Much of the world’s focus has been directed toward the Federal Reserve and how their policy decisions are going to impact not only the American economy but also that of the entire world. The only reason the Federal Reserve gets so much attention is due to the USD holding status as the world reserve currency, and therefore, the policy put forth by the Federal Reserve has large implications on all other countries. However, there have been news stories coming out of the East to start 2023 that are gaining very little Western media attention, yet, each story continues to beg for the question to be asked: “how long can the USD hold onto world reserve status?”
The first story is a continuation of what surprised global markets in late December of 2022. That being the Bank of Japan increasing their yield cap on their 10-year government bonds to 0.50% from 0.25%. While this caused a massive shock in the market due to the Japanese yen surging to multi-year highs against the USD; what has caused an even more severe shock is the potential for that cap to be lifted higher once again as yields on the 10-year government bond in Japan surged past the 0.50% cap again today. This coming AFTER the Bank of Japan stated in December after the first cap increase that they would be spending 9 trillion yen ($69.02 billion USD) per month in Q1 2023 to support the cap. On January 12th, 2023, they spent 4.6 trillion yen ($35.28 billion USD) in ONE DAY and the 10-year yield still did this:
What most people are missing is that Japan is the largest creditor nation in the world holding over $3 trillion dollars in foreign assets, of which, over 50% are held in the United States alone. According to reports out of Bloomberg, expressed as a percentage of the GDP of the country in which Japanese assets are invested, Japanese stock and bond holdings break down to 7.3% of America, 7.5% of France, 8.3% of Australia and 9.5% of the Netherlands. What is going to happen if suddenly Japanese yen denominated rates become more attractive and are no longer artificially held down being allowed to rise? Well, much of that capital will be repatriated back to Japan meaning USDs, Euros, and other currencies will be shed in favour of the rising Japanese yen putting added inflationary pressure on those countries that are seeing their currency return home. With Japan being the largest creditor nation in the world for the past 31 years, they have A LOT of foreign currency to sell off, so if they start shedding foreign debt at a rate quicker than they already are, a change of such magnitude could shock the entire global system. It is safe to say this policy decision (to be made by the end of the week by the Bank of Japan) has not been getting near enough attention as it serves to dog pile onto the already ever-increasing mountain of risks in paper assets, additionally adding to the safe haven attraction held by gold, silver and other physical commodities.

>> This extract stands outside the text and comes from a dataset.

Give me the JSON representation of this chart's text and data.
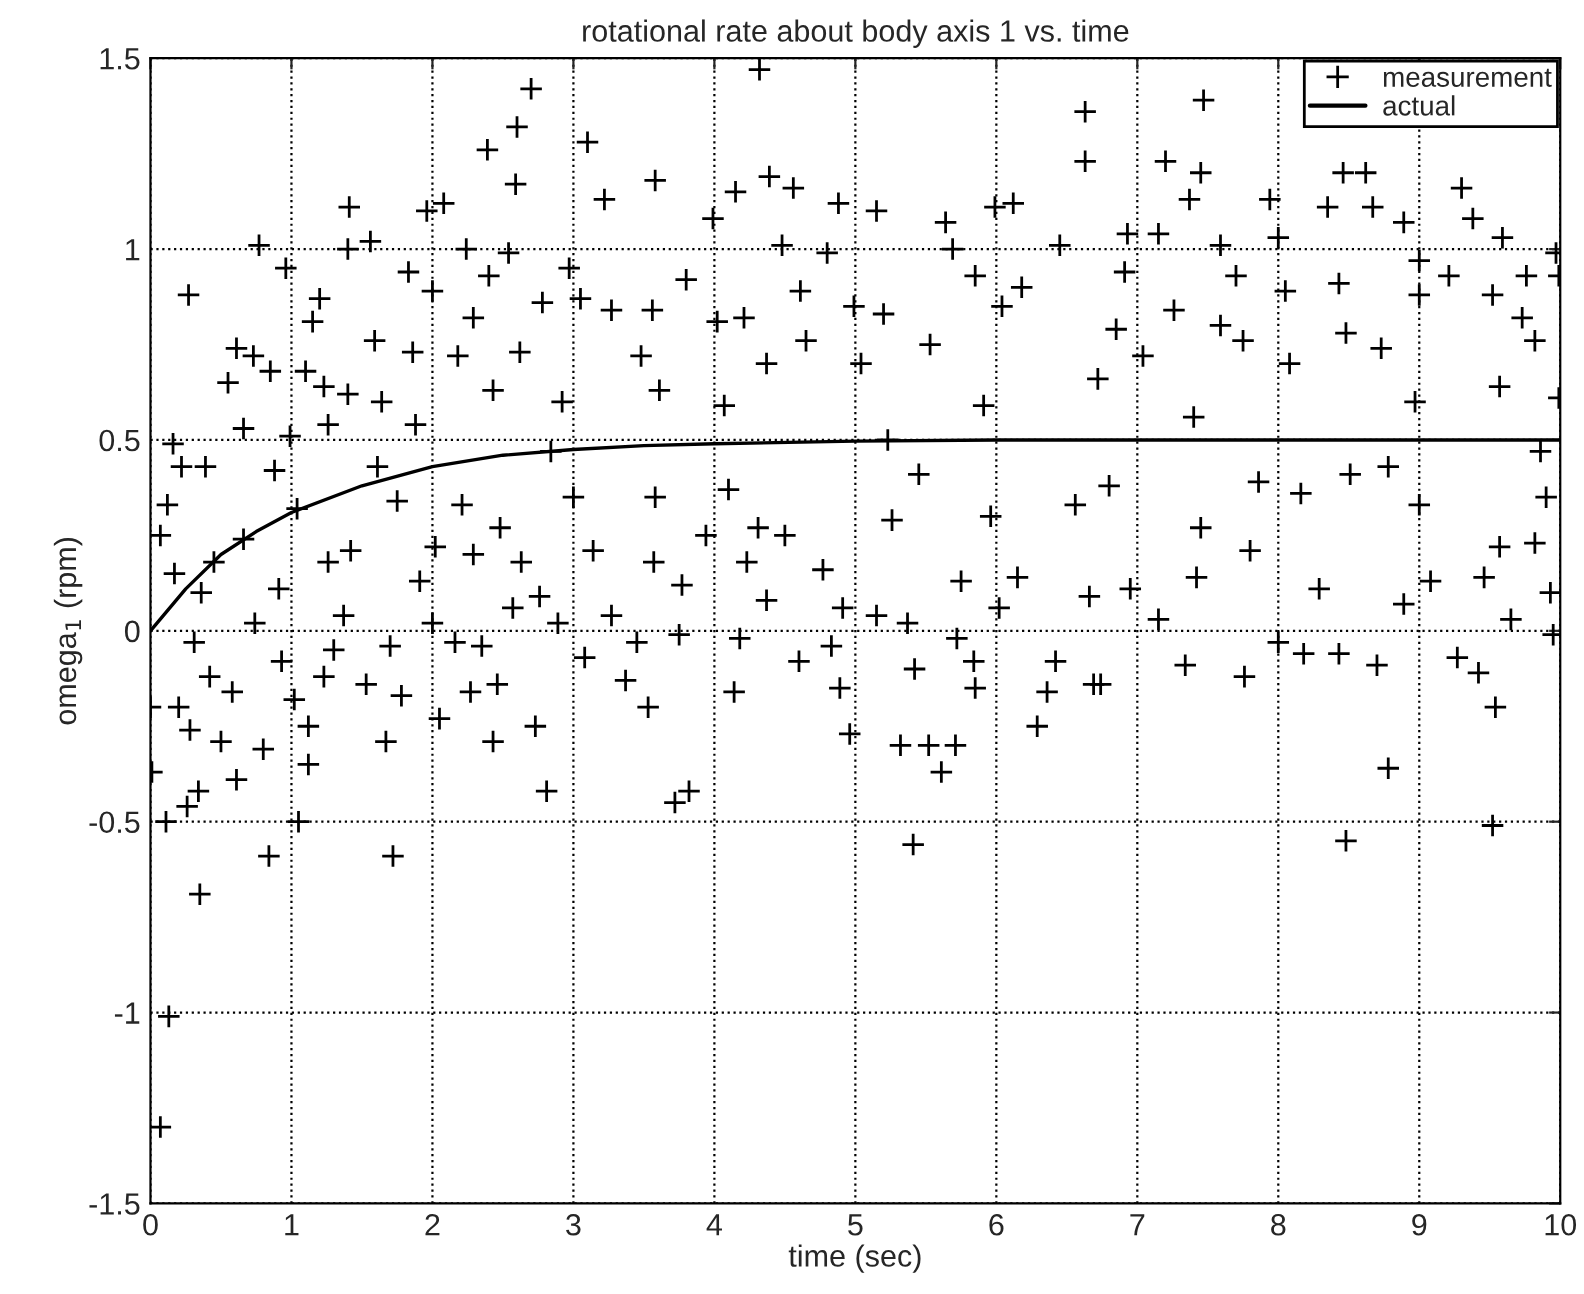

Bank of Japan continues to increase the pace at which it sheds foreign debt holdings.
Flow of capital into foreign bonds out of Japan has been net negative since late 2021.
Another story that continues to develop that has stark implications for the USD is the talks coming out of Saudi Arabia to price their oil and take settlements in currencies and assets other than the USD. This began to catch coverage after Xi Jinping visited Saudi Arabia and left confirming that the China and Saudi Arabia were discussing settlements of Saudi oil for Chinese yuan for the first time in over 50 years. Yesterday, Saudi doubled down on this idea stating in Davos that they would be open to pricing oil in a multitude of currencies including their own Saudi riyal. It bears repeating that the only reason the USD has such high demand around the world is because the world’s largest oil producer, Saudi Arabia, agreed to price their oil in no other currency but the USD. It is a forced demand, not real demand. If this ends, and with each day it appears that day is getting closer, not only will Japan be shedding the USD but the world will also. This again, will cause unseen volatility in paper assets similar to the situation developing in Japan. It should come as no surprise to people that commodities (assets with real tangible value) are projected to do so well in 2023 by most major financial institutions while many world governments restructure their financial systems.
The final blow to the dollar being reported this week, is the advancing talks between two resource rich countries, Russia and Iran, who are both also looking to shed reliance on the USD. It was announced just this week that the two countries would in tandem be developing a digital currency backed by gold to “replace the dollar, ruble, and rial for foreign trade settlements.” While there would need to be far more transparency than there is now and than there was in the past with any currency being gold-backed – you can see a continued shift toward tangible assets taking place on a global scale.